Dunia Islam
Mengenal Lebih Dekat Seni Kaligrafi
Ekspresi kesenian Islam disalurkan antara lain melalui kaligrafi.
Kaligrafi merupakan salah satu elemen seni yang dikenal luas masyarakat dunia. Terlebih lagi bagi umat Islam, kadang kala ekspresi kebudayaan itu dianggap sebagai produk peradaban agama ini. Padahal, belum tentu demikian.
Seni kaligrafi tidak secara khusus bertuliskan aksara Arab atau menyampaikan ayat-ayat suci Alquran. Banyak tulisan lain, seperti Jepang, Cina, dan Yunani, yang juga memiliki seni visual tersebut.
Secara kebahasaan, kaligrafi bermakna seni tulisan indah. Asal katanya bersumber dari bahasa Yunani, allos, yang bermakna 'indah' dan graphein, yakni 'menulis.' Maka, kaligrafi (khat) Arab atau yang sering dikenal sebagai kaligrafi Islam hanyalah salah satu variannya.
Bagi bangsa Arab, tulisan pun sebetulnya bukanlah hal yang utama. Mereka pada masa lalu lebih bangga dengan tradisi lisan, semisal kepiawaian bersyair atau berpidato. Kebudayaan menulis indah sangat minim dilakukan.

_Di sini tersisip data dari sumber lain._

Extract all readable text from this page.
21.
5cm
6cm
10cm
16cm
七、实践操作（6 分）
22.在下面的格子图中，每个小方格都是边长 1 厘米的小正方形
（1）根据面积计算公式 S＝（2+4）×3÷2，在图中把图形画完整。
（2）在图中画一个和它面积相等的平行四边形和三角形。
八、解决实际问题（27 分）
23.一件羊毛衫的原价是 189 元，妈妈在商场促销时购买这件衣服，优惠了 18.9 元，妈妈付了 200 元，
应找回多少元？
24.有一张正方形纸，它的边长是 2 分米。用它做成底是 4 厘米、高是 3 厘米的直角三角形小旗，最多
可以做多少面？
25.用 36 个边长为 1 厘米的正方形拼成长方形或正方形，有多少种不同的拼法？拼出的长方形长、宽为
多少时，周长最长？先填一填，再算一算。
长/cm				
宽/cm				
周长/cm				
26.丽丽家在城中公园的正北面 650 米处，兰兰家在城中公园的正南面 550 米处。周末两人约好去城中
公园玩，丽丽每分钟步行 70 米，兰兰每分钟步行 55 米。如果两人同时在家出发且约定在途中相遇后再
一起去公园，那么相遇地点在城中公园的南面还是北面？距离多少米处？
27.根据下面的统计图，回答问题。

Jikalau ada syair yang amat cantik, itu pun hanya ditulis jika hendak digantungkan pada Ka’bah. Ketika ketika Islam datang, kondisinya tidak jauh berubah. Alquran umumnya disimpan dalam memori para sahabat Nabi Muhammad SAW.
Kitabullah baru ditulis setelah banyak hafiz yang wafat di medan pertempuran pascawafatnya Rasulullah SAW. Maka, dimulailah proses penulisan atau pembukuan Alquran pada masa khalifah Abu Bakr ash-Shidiq. Barulah pada masa khalifah Utsman bin Affan, proyek monumental itu usai dikerjakan sehingga lahirlah Mushaf Utsmani.
Tak heran jika pada generasi awal Islam, kaligrafi bukan sesuatu yang diperhatikan. Meski aksara Arab diperkirakan telah muncul seabad sebelum Islam datang, seni visual tersebut baru muncul pada abad kedua atau ketiga Hijriyah.
Meski perkembangannya cukup lamban, kaligrafi akhirnya mendapatkan tempat di hati masyarakat Muslim. Philip K Hitti dalam buku History of the Arabs mengatakan, seni kaligrafi mendapat popularitas dan tempat tersendiri dalam kesenian Islam. Sebab, tujuan awalnya untuk memperindah tampilan ayat-ayat Kitab Suci.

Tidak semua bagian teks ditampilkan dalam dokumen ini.